How can you tell when you’re reading machine-generated text? Three recent papers proposed solutions: Watermarking, classification, and a statistical method.
Watermark: John Kirchenbauer, Jonas Geiping, and colleagues at University of Maryland applied a digital watermark, invisible to humans but detectable by an algorithm, to generated text. Their method adjusted the way in which the model chose which word would come next.
- To watermark text, when each new word was generated, the authors hashed the previous word to seed a random number generator. They used the random number generator to assign 20 percent of the model’s vocabulary to a blacklist. Then they reduced the probability that those words would appear in the output.
- Given a text, the authors compared the number of blacklisted words to the number expected in an output of the same length without watermarking. They considered the watermark to be present if the comparison passed a certain threshold.
- Given watermarked text from a pretrained OPT-1.3B and a random selection of news text from C4, they detected 99.6 percent of watermarked text. Watermarking had little impact on the character of the text according to average perplexity (a measure of how easy it is to predict the text). Watermarked text scored 1.210 average perplexity while unwatermarked text scored 1.195 average perplexity.
- This approach can detect text generated by any model that implements the watermarking procedure. Attackers may be able to defeat it by paraphrasing generated text or by swapping in blacklisted words.
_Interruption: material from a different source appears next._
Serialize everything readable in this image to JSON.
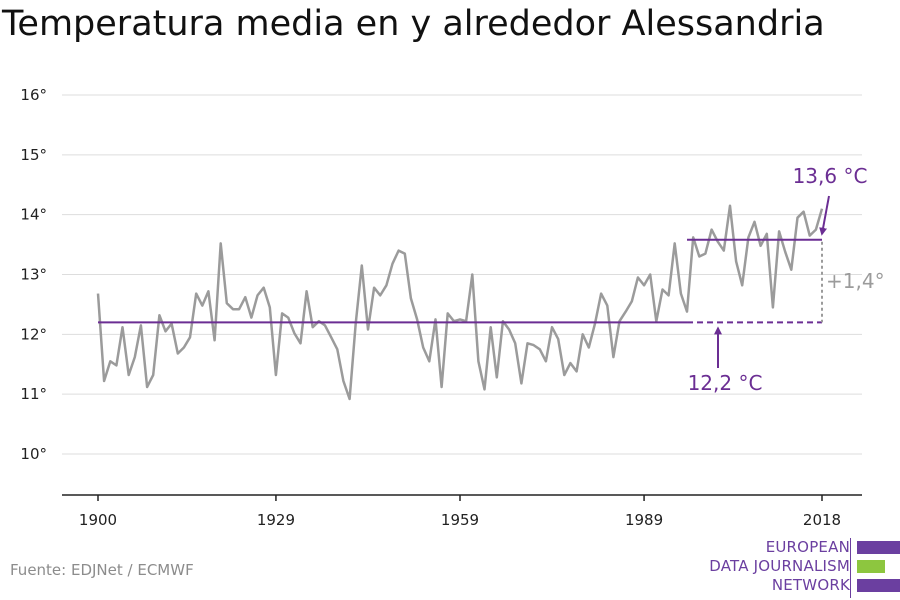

Classifier: Sandra Mitrovic, Davide Andreoletti, and Omran Ayoub at University of Southern Switzerland and University of Applied Sciences and Arts of Southern Switzerland trained a model to classify text generated by ChatGPT.
- The authors fine-tuned a pre-trained DistilBERT to classify text using human-written restaurant reviews, reviews generated by ChatGPT using prompts such as “please write me a 3-line review for a bad restaurant,” and ChatGPT paraphrases of human-written reviews.
- The trained classifier differentiated human-written from ChatGPT-generated reviews with 98 percent accuracy. It discerned ChatGPT paraphrases with 79 percent accuracy.
- Applying this approach on a broad scale would require training classifiers on different sorts of text and output from different text generators. Like other neural networks, the classifier is vulnerable to adversarial attacks in which small alterations to the input change the output classification.
Likelihood of generation: Eric Mitchell and colleagues at Stanford University developed DetectGPT, a method that detects generated text by relying on statistical differences between rewordings of machine-generated text and rewordings of human written text — no training data required.
- Language models tend to assign much higher likelihood to text they generate than to rewordings of it. In contrast, the authors found little difference in likelihood between human-generated text and machine-generated rewrites. Thus, a model’s assessment of the difference in likelihood between initial and reworded versions of text reveals whether or not the model generated it.
- The authors reworded text passages from a model and humans 100 times by masking 15 percent of the words and letting T5 fill in the blanks. Given an initial and reworded passage, the model calculated the difference in likelihood sentence by sentence. The text was deemed model-generated if the average drop in likelihood exceeded an empirically determined threshold.
- They used their method to detect the output of five text generators including GPT-3. They drew prompts and human examples from PubMedQA and other datasets. Their approach detected text generated by GPT-3 with .84 AUC (a measure of true versus false positives in which 1 is a perfect score).
- DetectGPT requires no additional models, datasets, or training and works on the output of any text generator. However, it requires access to the text generator’s output probabilities. Models like ChatGPT, BingChat, and YouChat that are available only via an API do not provide such access.
We’re thinking: Independent reporting on technology designed to detect generated text finds that it frequently delivers false positives, which can lead to unfair accusations of cheating, as well as false negatives. Watermarking can work from a technical perspective, but competitive pressure is likely to disincentivize AI providers to offer it. So, for now, at least, it seems as though we will have to adapt to the inability to distinguish between human- and machine-generated text.